A Gender Rights Activist working with the tribal and marginalized communities in india, Srilekha is a PhD scholar working on understanding body and sexuality among tribal girls, to fill the gaps in research around indigenous women and their stories. Srilekha has worked extensively at the grassroots level with community based organisations, through several advocacy initiatives around Gender, Mental Health, Menstrual Hygiene and Sexual and Reproductive Health Rights (SRHR) for the indigenous in Jharkhand, over the last 6 years.

Srilekha has also contributed to sustainable livelihood projects and legal aid programs for survivors of sex trafficking. She has been conducting research based programs on maternal health, mental health, gender based violence, sex and sexuality. Her interest lies in conducting workshops for young people on life skills, feminism, gender and sexuality, trauma, resilience and interpersonal relationships.
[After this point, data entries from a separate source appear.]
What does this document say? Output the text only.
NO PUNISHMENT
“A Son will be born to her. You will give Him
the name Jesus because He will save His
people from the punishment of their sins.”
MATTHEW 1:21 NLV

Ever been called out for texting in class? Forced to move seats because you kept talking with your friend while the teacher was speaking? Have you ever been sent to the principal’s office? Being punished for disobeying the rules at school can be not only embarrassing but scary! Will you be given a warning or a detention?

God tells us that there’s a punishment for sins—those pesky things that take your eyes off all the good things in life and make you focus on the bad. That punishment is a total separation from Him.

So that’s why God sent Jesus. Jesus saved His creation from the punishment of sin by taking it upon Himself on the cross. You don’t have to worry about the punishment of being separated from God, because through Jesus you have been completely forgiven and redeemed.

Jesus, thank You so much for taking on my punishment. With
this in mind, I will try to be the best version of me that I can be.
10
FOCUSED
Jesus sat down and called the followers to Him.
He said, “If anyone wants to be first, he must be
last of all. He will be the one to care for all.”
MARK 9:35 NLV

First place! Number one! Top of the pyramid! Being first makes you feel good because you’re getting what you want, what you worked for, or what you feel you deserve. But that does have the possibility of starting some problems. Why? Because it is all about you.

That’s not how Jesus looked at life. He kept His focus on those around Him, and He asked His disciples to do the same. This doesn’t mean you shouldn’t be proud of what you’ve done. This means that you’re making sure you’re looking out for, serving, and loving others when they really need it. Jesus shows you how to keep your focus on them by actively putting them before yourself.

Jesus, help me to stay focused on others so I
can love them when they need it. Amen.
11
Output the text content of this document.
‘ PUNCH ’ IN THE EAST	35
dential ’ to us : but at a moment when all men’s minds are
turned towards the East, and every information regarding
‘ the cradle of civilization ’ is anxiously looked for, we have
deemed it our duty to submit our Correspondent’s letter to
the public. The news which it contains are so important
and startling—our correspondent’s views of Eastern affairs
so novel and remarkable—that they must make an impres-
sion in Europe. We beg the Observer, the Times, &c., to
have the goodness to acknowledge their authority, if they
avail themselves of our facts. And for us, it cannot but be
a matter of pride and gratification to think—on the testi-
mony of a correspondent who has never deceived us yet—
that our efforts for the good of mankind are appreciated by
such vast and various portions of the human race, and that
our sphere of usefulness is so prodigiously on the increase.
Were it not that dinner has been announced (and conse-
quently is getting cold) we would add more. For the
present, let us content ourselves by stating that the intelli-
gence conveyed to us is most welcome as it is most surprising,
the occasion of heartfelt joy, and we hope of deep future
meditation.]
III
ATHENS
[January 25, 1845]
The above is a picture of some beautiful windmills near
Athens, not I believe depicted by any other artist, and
A Guwahati-based college student pursuing her Masters in Tata Institute of Social Sciences, Bidisha started the #BleedwithDignity campaign on the technology platform Change.org, demanding that the Government of Assam install
biodegradable sanitary pad vending machines in all government schools across the state. Her petition on Change.org has already gathered support from over 90000 people and continues to grow.

Bidisha was selected in Change.org’s flagship program ‘She Creates Change’ having run successful online advocacy
campaigns, which were widely recognised. Through the #BleedwithDignity campaign; she organised and celebrated World Menstrual Hygiene Day, 2019 in Guwahati, Assam by hosting a wall mural by collaborating with local organisations. The initiative was widely covered by national and local media, and the mural was later inaugurated by the event’s chief guest Commissioner of Guwahati Municipal Corporation (GMC) Debeswar Malakar, IAS.